Jednej, słusznej odpowiedzi na to pytanie nie znajdziemy, ponieważ każdy z nas prowadzi inny tryb życia, w związku z czym dla każdego z nas okres „bezczynności ruchowej” prowadzący do niebezpiecznych zagrożeń jest inny, niemniej jednak obecna sytuacja, w której wszyscy ograniczyliśmy aktywności właściwie do zera, jest stosunkowo niepokojąca i powinniśmy zastanowić się nad podjęciem jakichkolwiek działań prowadzących do zwiększenia życiowej aktywności fizycznej.
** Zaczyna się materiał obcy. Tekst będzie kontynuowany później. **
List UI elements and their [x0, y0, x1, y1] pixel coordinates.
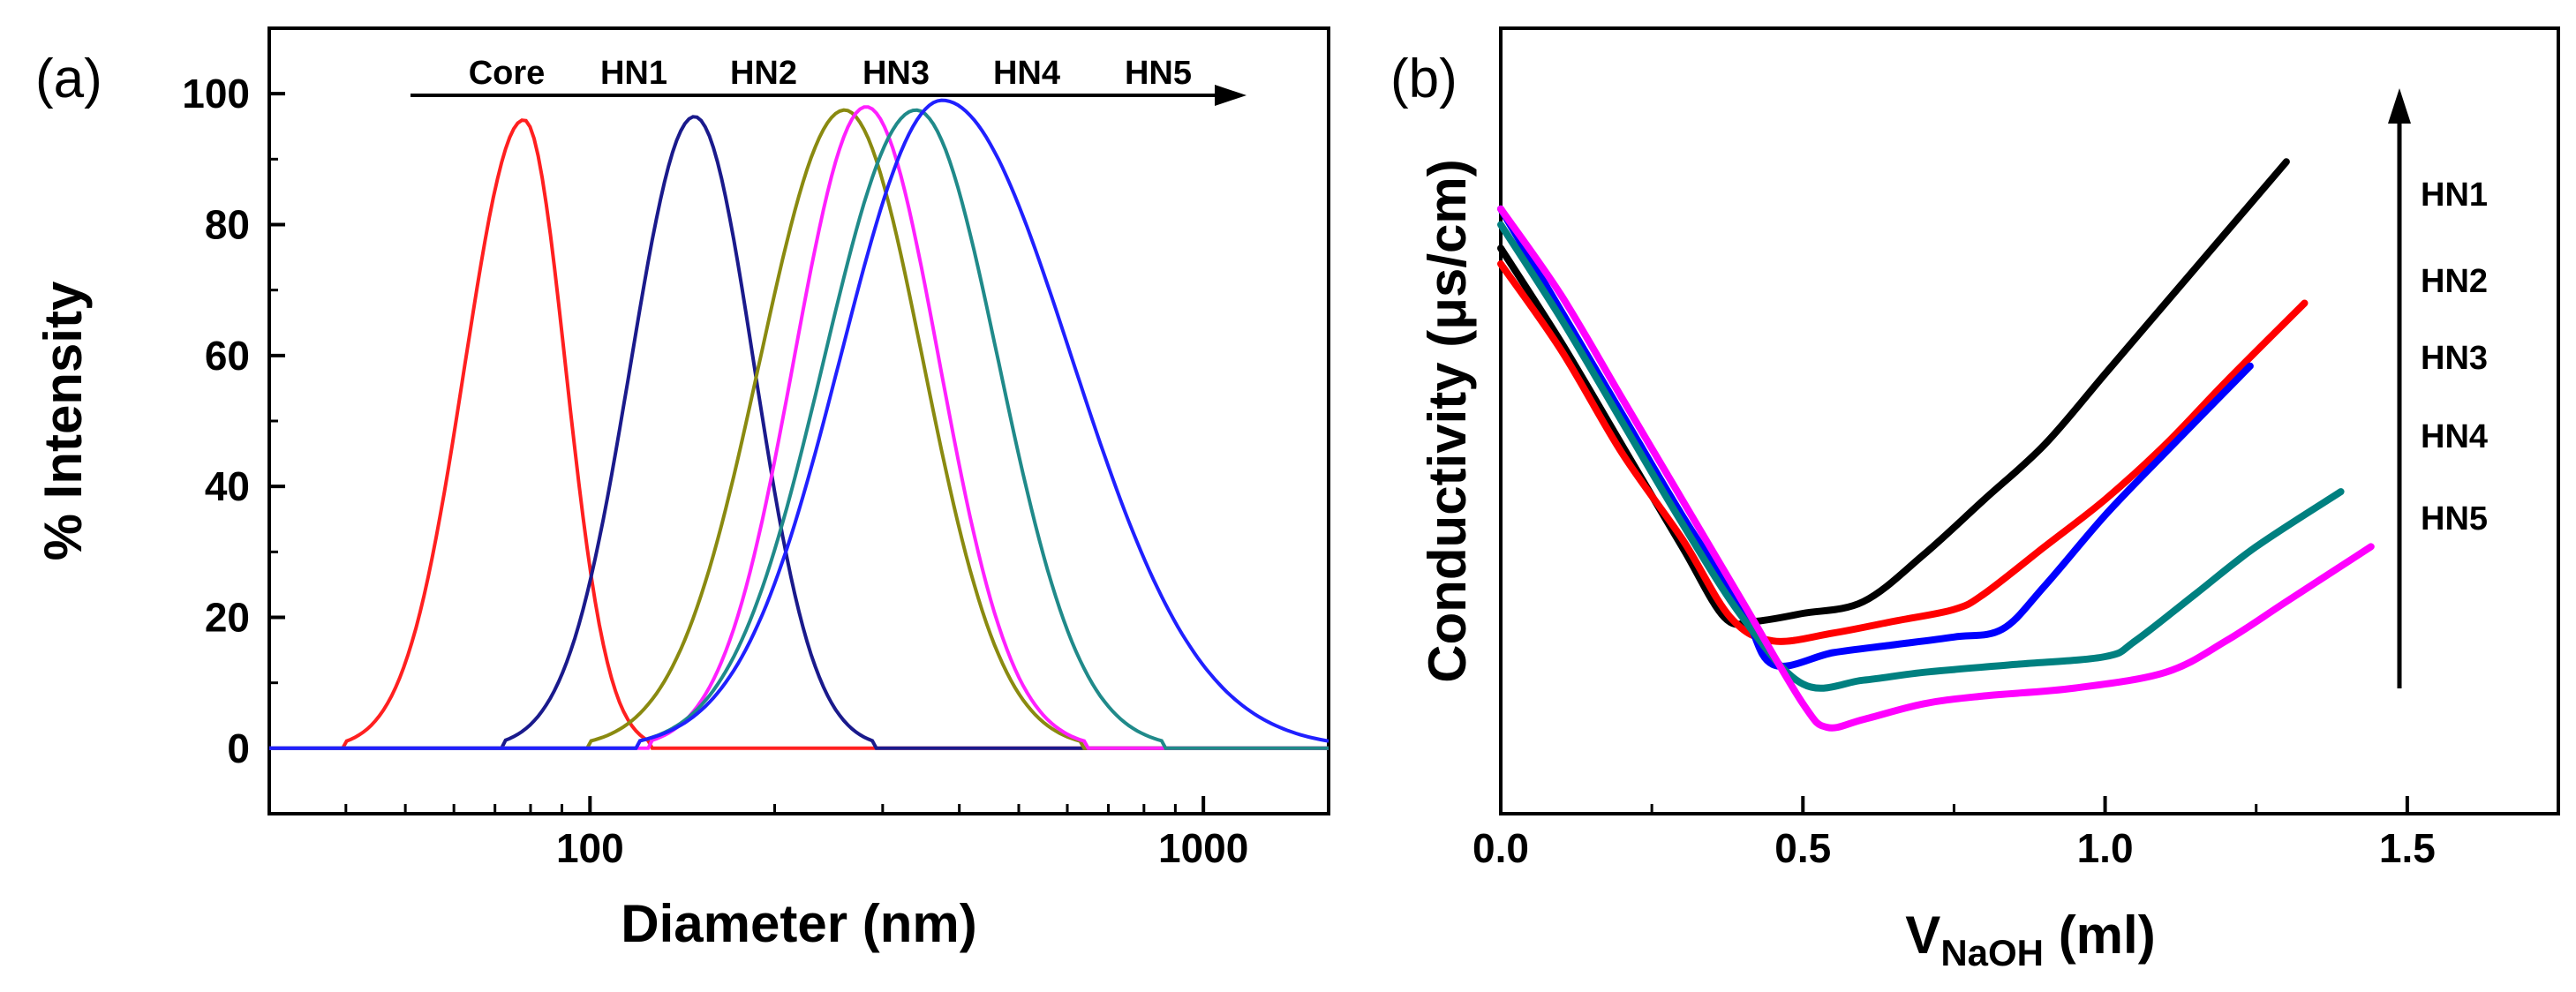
b-arrow-head	[2388, 88, 2411, 124]
b-series-hn1	[1497, 158, 2290, 628]
a-ytick-label: 0	[227, 725, 250, 771]
a-arrow-label: HN4	[993, 55, 1060, 92]
panel-b-xlabel: VNaOH (ml)	[1905, 906, 2155, 973]
panel-a-arrow: Core HN1 HN2 HN3 HN4 HN5	[411, 55, 1247, 106]
a-arrow-label: HN1	[600, 55, 667, 92]
panel-b-xlabel-sub: NaOH	[1940, 932, 2044, 973]
panel-b-ylabel: Conductivity (μs/cm)	[1418, 159, 1477, 682]
b-arrow-label: HN3	[2421, 340, 2488, 377]
b-series-hn4	[1497, 221, 2345, 692]
a-xtick-label: 100	[556, 825, 624, 871]
panel-b-arrow: HN1 HN2 HN3 HN4 HN5	[2388, 88, 2488, 688]
a-ytick-label: 20	[205, 595, 250, 641]
a-series-hn4	[269, 108, 1329, 750]
a-xtick-label: 1000	[1158, 825, 1248, 871]
a-ytick-label: 80	[205, 202, 250, 248]
b-arrow-label: HN2	[2421, 263, 2488, 300]
panel-a-xlabel: Diameter (nm)	[621, 894, 976, 953]
panel-b-xlabel-main: V	[1905, 906, 1940, 965]
b-arrow-label: HN4	[2421, 418, 2488, 455]
panel-a-curves	[269, 98, 1329, 750]
a-series-core	[269, 118, 1329, 750]
panel-a-ylabel: % Intensity	[34, 281, 93, 560]
a-ytick-label: 60	[205, 333, 250, 379]
b-series-hn2	[1497, 260, 2309, 645]
a-series-hn3	[269, 105, 1329, 750]
a-ytick-label: 100	[182, 71, 250, 116]
panel-b: (b) 0.0 0.5 1.0 1.5 HN1 HN2 HN3 HN4 HN5 VNaOH (…	[1390, 26, 2560, 973]
b-arrow-label: HN1	[2421, 177, 2488, 214]
b-xtick-label: 1.5	[2379, 825, 2436, 871]
a-ytick-label: 40	[205, 463, 250, 509]
a-arrow-head	[1215, 85, 1247, 106]
b-xtick-label: 0.5	[1774, 825, 1831, 871]
b-xtick-label: 1.0	[2077, 825, 2134, 871]
panel-a-frame	[267, 26, 1330, 815]
a-series-hn2	[269, 108, 1329, 750]
panel-b-curves	[1497, 158, 2375, 732]
a-arrow-label: HN3	[862, 55, 930, 92]
panel-a: (a) 0 20 40 60 80 100 100 1000 Core HN1 HN2 HN3 HN4…	[34, 26, 1330, 953]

W tym celu warto skonsultować się z fizjoterapeutą lub fizjotrenerem, który pomoże nam dobrać odpowiednią dla naszych potrzeb aktywność fizyczną. Dlatego najprostsza fizjoprofilaktyka da więcej niż suplementy diety i tabletki. Proste ćwiczenia gimnastyczne, spacery, jazda na rowerze pomoże nam i naszym pacjentom poprawić stan zdrowia i samopoczucie.